Applied string mangling

Regexes, parsing, tokenising etc

A.k.a. Un-natural language processing.


(Image used under CC licence from Martin Haverbeke’s Eloquent Javascript.)

A.k.a. regexes. A.k.a. “regular expressions”, from a principled origin they presumably had in the theory of syntax. However, regexes as commonly encountered encode a particular way of specifying a language, rather than some arbitrary class of regular languages.

The default flavour of string matching, available in a variety of flavours, all equally boring.

Catastrophic regex.

Because these are so ubiquitous, and useful, and boring, there are a million bikeshedded tools for interactive regex design.

  • ihateregex visualises regex and designs them interactively.
  • regexper visualizes regexes beautifully.
  • extendaclass tests and visualises regexes in PHP, python and javascript flavours.
  • Rubular is a Ruby-based regular expression editor.
  • regex101 is similar
  • regexr same

Comby is parsing/search replace thing designed for code.

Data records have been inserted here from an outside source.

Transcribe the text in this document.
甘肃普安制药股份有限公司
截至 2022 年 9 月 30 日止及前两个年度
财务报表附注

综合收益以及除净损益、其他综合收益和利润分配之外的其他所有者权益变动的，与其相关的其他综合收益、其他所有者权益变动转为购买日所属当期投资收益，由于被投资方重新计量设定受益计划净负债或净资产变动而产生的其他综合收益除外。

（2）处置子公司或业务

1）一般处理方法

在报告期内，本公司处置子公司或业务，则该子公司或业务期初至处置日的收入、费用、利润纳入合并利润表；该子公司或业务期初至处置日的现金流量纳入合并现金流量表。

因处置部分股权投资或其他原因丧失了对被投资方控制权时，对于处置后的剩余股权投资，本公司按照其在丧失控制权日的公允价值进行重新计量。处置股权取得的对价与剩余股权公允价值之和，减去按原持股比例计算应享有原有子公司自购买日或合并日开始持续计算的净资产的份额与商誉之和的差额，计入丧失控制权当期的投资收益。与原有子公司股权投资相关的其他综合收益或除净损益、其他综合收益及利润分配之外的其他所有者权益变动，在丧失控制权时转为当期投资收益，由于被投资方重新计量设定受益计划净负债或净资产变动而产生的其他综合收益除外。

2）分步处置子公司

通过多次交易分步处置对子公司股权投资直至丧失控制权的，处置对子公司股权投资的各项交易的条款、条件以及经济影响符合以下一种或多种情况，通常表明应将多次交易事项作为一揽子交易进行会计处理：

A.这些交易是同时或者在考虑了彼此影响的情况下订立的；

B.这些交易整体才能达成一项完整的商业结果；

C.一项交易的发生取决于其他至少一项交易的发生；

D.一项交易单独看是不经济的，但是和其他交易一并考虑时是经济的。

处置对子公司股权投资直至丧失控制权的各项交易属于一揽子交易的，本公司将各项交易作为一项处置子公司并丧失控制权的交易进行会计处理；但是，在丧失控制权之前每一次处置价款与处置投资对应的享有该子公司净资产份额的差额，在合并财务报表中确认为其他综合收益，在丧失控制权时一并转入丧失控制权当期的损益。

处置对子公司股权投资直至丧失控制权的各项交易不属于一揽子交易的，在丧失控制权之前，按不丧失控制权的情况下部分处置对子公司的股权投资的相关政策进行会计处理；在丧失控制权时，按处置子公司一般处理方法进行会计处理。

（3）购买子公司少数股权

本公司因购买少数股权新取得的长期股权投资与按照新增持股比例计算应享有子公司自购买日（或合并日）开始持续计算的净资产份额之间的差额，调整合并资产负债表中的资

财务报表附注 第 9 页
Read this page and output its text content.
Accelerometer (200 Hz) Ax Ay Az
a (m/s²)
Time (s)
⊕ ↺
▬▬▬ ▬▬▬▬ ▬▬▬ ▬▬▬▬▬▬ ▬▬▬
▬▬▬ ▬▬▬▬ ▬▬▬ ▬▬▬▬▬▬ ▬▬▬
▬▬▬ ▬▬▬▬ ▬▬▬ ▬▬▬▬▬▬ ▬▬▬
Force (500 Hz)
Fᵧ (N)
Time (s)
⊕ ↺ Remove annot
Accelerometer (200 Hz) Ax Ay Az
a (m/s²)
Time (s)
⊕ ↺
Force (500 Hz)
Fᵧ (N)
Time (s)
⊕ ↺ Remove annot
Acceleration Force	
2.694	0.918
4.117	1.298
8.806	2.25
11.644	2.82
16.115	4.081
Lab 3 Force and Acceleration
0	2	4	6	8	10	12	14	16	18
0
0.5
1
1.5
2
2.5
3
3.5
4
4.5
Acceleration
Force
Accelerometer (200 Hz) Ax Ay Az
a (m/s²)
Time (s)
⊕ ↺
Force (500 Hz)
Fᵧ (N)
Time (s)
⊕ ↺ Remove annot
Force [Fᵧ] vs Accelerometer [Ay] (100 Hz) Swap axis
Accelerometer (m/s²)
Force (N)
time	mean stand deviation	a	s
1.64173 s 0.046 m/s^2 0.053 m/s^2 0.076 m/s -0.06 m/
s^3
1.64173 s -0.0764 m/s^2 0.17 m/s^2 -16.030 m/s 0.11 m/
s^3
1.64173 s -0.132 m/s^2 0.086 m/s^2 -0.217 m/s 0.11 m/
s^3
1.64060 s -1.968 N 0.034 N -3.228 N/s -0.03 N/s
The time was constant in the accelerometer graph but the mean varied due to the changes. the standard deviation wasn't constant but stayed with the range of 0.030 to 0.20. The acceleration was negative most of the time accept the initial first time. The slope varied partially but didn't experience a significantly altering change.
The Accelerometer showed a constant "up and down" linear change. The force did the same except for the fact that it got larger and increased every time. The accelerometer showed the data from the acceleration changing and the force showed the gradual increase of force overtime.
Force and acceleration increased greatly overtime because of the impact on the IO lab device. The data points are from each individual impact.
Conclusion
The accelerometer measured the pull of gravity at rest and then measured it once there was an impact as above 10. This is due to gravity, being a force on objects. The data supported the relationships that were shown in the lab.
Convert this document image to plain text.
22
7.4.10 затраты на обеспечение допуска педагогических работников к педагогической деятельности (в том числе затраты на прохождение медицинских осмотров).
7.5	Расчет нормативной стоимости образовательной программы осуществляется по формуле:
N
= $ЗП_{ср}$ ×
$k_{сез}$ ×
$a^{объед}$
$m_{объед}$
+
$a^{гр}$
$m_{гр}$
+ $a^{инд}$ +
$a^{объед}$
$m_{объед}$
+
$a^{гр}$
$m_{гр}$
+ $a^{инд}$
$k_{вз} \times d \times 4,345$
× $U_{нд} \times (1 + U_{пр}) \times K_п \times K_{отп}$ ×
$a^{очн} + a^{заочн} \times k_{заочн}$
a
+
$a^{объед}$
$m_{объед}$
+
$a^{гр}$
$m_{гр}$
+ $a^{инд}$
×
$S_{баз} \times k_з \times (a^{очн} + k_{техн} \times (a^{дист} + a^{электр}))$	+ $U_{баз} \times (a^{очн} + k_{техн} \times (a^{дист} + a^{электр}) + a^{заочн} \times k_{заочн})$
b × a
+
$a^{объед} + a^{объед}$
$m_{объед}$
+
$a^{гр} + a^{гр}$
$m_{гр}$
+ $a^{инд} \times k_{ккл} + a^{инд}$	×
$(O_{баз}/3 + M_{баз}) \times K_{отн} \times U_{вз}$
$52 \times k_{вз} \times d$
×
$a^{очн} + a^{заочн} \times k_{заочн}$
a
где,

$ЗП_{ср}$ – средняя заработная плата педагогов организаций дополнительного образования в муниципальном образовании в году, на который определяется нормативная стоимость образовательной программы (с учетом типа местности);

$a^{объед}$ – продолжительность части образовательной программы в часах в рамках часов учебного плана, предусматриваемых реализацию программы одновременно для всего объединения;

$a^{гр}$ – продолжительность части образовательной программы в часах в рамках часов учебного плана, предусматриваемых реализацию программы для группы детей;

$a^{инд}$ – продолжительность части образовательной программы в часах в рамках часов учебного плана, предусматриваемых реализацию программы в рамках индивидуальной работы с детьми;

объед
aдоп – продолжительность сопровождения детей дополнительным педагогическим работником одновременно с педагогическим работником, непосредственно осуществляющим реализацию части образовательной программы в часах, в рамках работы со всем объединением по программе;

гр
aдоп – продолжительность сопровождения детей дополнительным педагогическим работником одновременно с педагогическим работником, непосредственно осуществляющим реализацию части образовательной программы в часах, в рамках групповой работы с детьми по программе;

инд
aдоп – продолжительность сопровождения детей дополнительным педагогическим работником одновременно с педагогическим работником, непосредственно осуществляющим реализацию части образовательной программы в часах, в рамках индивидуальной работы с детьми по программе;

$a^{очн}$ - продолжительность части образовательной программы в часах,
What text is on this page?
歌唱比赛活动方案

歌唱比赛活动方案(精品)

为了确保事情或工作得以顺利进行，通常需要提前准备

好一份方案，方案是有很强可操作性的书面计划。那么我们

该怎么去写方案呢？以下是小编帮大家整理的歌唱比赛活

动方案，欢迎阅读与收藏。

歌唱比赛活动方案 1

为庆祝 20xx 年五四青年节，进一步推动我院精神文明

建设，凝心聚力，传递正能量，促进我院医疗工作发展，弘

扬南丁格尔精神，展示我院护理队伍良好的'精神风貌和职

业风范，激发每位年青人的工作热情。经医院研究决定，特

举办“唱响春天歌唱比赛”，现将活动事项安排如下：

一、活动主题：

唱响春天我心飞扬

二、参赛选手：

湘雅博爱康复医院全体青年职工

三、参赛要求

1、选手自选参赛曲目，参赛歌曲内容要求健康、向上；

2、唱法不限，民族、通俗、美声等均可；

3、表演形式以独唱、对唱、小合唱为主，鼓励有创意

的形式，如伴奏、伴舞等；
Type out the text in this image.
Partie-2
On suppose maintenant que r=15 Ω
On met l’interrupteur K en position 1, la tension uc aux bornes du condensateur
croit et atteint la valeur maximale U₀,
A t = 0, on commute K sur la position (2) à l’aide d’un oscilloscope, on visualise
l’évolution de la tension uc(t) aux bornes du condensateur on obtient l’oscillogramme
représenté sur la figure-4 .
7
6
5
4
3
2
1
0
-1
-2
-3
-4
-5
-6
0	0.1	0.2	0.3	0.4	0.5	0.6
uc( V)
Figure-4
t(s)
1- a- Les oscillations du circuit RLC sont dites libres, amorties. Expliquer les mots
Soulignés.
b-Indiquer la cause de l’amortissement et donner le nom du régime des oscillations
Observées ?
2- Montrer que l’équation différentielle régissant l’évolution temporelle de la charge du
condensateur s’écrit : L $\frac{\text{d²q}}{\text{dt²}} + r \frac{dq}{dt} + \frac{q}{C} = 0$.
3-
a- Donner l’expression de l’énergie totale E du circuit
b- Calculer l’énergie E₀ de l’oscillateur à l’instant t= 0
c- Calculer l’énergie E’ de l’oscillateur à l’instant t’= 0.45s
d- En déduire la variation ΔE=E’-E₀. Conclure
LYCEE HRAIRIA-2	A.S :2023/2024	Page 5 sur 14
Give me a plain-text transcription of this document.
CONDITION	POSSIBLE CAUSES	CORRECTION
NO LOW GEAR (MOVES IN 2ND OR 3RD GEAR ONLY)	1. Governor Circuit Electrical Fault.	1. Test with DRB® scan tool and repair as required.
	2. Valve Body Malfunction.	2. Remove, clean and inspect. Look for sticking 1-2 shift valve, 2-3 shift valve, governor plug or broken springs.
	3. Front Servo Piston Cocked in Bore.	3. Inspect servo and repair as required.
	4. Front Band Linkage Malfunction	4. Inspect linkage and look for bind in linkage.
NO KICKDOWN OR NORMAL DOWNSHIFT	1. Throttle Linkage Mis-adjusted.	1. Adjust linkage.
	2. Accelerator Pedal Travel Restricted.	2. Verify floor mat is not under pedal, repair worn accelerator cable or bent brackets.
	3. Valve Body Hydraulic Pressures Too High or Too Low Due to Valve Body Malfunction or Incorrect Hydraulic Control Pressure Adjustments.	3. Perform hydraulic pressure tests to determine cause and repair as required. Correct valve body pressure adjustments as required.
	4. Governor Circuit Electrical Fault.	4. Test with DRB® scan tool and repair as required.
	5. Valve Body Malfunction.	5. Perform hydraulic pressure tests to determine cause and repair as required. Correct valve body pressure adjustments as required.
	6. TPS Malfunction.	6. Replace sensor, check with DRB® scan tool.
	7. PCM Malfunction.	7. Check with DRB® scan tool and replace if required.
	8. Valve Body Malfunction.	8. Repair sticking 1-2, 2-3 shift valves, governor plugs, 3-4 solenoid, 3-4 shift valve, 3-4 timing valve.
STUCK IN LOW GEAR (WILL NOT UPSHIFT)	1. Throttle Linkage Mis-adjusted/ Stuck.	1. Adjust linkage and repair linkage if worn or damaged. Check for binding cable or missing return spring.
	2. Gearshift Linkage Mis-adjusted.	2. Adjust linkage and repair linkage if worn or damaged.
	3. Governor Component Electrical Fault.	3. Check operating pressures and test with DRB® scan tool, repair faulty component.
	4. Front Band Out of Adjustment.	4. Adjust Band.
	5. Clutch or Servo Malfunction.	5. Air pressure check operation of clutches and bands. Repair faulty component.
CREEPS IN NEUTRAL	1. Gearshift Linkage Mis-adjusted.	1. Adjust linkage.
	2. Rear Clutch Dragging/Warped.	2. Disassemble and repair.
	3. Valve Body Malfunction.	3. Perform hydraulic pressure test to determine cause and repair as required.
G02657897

The ad hoc world of regexes not cutting it? Why not generate a parser? Since every computer language out there does this, there are a lot of options. Since regexes can already parse regular languages you are probably looking for deterministic context free language parsres. I do not have much to say here, except maybe check the wikipedia list?. Why not use David Beazley’s SLY? that looks like a nice parser.